For the first time in the 20+ years my sister Jinjifore and I have been adults, I forgot to call her on her birthday yesterday. So in belated commemoration of her birthday, here are a couple of memories from earlier times, when someone else was in charge of remembering birthdays and all we had to do was eat the cake.
Today’s potato casserole recipe is in Jinjifore’s honor. (In case you’re wondering, Jinjifore is a childhood nickname for Jennifer, which has stuck to her like a fly in ointment.)
The first potato casserole recipe I tried was “Golden Parsley Potatoes,” from Diet for a Small Planet. It was during a heady, crazy six months in the late eighties when I lived as a vegetarian, in solidarity with migrant workers oppressed in chicken factories, African farmers who could not survive because all the grain in the world was going to feed factory-farmed cows that were headed straight to McDonald’s, and cats. (You know: I wouldn’t eat a cat, so why would I eat another animal?)
Now, I have not completely given up on these ideals, but I realize that my refusing to eat any meat whatsoever was probably not going to make much of a difference. And then of course I married “I love vegetables especially when they are accompanied by a slab of flesh” Fred.
But last night, unconstrained by the need to work bacon, ham, hot dogs, or steak into the meal, I returned to potato casserole. The recipe below is based on “Golden Parsley Potatoes,” which is a wonderful recipe but which I don’t currently have access to because it’s in a storage locker off I-285 right now. It was not entirely vegetarian, as I used the remaining chicken fat from a roast chicken earlier in the week. But frankly I think it would have been better with butter, which is why that is featured in the recipe below.
The beauty and poetry of potato casserole is its variability. Few things taste bad when mixed with potatoes, as the inventor of the restaurant potato bar will tell you. So this recipe contains infite possibility–just like life when you’re 3 and your sister has not yet forgotten your birthday.

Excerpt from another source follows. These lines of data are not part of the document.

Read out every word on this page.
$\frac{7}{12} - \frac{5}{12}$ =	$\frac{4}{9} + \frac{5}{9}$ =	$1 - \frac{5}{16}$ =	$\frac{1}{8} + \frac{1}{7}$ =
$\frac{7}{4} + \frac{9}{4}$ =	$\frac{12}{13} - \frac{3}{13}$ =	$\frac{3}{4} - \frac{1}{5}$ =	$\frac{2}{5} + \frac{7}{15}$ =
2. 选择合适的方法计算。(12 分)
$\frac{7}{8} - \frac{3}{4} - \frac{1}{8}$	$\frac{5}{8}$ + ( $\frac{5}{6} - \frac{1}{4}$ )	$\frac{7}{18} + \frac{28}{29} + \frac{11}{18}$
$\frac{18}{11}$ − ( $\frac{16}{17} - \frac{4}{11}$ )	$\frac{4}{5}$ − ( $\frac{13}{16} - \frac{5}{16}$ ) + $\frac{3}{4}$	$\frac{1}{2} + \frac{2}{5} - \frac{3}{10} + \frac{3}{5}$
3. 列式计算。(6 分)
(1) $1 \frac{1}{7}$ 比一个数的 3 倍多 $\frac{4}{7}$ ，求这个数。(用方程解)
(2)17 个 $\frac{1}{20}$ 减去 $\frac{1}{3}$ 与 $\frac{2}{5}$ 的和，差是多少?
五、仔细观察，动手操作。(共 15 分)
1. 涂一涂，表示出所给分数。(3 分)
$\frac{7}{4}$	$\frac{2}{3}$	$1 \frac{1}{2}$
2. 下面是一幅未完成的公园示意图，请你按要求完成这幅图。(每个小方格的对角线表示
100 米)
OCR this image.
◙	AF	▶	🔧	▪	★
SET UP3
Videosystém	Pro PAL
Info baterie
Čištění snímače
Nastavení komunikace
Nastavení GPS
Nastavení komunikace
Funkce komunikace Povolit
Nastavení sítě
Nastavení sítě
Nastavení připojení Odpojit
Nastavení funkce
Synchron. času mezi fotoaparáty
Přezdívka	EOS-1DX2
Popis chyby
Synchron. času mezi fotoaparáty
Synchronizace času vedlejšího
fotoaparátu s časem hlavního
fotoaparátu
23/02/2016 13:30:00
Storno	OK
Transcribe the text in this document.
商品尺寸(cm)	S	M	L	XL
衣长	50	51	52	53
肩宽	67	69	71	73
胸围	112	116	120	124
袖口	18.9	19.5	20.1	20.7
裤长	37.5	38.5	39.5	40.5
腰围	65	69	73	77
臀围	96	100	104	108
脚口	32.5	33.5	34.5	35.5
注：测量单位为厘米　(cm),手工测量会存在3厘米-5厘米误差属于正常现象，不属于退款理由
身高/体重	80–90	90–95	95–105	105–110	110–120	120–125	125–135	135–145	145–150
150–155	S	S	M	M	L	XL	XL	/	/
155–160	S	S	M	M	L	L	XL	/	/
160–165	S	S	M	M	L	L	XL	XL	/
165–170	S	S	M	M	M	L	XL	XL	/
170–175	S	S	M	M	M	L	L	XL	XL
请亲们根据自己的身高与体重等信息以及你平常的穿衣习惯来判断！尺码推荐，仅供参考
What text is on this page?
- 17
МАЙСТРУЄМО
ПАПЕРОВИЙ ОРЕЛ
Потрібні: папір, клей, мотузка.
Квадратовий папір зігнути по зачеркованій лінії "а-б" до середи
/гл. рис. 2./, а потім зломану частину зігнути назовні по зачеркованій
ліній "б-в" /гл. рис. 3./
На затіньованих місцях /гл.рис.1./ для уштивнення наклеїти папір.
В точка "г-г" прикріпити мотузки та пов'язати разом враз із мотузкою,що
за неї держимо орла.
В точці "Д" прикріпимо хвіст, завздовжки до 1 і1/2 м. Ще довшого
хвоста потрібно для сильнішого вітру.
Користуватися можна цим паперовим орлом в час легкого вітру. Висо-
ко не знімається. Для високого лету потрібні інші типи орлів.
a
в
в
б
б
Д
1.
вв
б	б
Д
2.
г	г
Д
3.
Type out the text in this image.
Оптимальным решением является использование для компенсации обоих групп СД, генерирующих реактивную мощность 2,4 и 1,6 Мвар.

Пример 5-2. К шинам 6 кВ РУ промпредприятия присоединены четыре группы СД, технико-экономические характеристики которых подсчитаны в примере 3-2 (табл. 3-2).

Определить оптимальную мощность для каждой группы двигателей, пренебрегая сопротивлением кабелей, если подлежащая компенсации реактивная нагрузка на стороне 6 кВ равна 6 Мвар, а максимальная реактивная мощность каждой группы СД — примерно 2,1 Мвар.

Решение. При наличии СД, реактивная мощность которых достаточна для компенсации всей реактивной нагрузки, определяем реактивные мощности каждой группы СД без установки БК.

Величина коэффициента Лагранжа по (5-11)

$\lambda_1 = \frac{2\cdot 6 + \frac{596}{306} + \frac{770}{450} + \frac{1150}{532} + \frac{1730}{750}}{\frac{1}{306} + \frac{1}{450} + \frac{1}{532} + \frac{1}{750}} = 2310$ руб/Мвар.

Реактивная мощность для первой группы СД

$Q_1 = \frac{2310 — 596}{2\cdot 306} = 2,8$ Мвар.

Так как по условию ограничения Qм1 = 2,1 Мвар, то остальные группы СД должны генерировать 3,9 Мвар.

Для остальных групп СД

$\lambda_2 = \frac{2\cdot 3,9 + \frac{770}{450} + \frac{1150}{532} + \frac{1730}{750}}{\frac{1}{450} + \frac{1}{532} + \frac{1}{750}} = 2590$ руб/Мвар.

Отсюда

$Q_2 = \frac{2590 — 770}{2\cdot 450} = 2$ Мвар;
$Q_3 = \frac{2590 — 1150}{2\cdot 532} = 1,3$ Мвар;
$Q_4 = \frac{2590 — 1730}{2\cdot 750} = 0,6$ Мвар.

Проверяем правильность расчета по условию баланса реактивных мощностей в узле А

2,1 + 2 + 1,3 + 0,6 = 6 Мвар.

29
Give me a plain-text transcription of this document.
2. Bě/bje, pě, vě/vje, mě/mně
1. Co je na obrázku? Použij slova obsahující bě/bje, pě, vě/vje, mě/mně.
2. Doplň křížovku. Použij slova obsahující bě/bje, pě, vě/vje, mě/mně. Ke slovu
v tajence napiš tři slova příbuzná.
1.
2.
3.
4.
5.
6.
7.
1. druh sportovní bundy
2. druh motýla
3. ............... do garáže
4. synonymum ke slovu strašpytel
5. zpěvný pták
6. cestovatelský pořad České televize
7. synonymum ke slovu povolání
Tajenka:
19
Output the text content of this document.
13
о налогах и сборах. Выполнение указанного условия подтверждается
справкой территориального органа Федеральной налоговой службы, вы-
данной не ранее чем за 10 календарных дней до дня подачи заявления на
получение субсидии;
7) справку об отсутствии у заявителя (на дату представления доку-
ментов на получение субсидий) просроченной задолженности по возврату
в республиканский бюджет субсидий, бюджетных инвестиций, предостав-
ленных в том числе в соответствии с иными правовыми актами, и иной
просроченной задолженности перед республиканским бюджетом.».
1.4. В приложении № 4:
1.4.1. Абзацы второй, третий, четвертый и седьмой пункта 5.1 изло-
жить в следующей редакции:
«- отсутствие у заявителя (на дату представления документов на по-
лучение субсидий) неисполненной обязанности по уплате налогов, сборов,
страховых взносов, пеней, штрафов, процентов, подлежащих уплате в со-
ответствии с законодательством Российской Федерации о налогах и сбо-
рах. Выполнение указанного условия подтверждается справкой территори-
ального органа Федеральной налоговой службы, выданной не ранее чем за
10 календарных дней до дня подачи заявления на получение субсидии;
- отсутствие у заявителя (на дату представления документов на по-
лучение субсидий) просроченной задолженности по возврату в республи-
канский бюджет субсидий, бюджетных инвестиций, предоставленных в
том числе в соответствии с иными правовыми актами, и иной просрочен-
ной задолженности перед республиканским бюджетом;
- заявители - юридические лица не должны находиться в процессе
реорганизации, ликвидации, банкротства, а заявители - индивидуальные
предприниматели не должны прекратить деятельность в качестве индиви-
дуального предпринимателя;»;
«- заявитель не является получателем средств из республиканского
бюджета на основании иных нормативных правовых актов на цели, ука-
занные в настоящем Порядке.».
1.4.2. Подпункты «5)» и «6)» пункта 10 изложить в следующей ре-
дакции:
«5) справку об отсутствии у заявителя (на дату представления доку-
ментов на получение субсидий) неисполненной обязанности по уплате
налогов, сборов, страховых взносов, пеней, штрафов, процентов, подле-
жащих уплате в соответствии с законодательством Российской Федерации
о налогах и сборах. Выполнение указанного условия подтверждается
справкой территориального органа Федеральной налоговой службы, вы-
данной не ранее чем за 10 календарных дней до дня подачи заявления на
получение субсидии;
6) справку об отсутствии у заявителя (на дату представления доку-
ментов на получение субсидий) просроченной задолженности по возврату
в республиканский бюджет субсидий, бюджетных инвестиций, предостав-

Potato Casserole (serves 4)
4 large russet or Yukon Gold potatoes, peeled if desired and sliced thin
1/2 stick butter
2 large yellow onions, peeled, thinly sliced
1 clove garlic, minced
2 cups grated cheese (any kind will do!)
Salt and pepper to taste
A little cream or half and half
Cook potatoes in salted water until just tender and drain. While potatoes are cooking, melt butter in medium to large skillet on medium heat. Saute onions until translucent. Turn off heat, add garlic, and stir. Preheat oven to 350. Layer potatoes, onions and cheese in medium sized casserole dish (potatoes, onions and garlic, cheese). You can break potatoes into smaller pieces during this process if you wish. If you like a creamy, moist casserole, pour a little cream (1/4 cup or so) over the top. Bake for 30 minutes.
Variations: 1) Last night, before adding the final layer of cheese, I poured 1 cup plain tomato sauce mixed with about 1/4 cup cream over the top of the casserole. This was nice and gives the dish a slightly Italian feel. You could also add olives, capers, anchovies, or similar items to make it “Sicilian” (just remember to add less salt!). 2) Add ham, bacon, or other pork. To add, saute along with the onions and layer with them as well. 3) Add cooked chicken and parsley.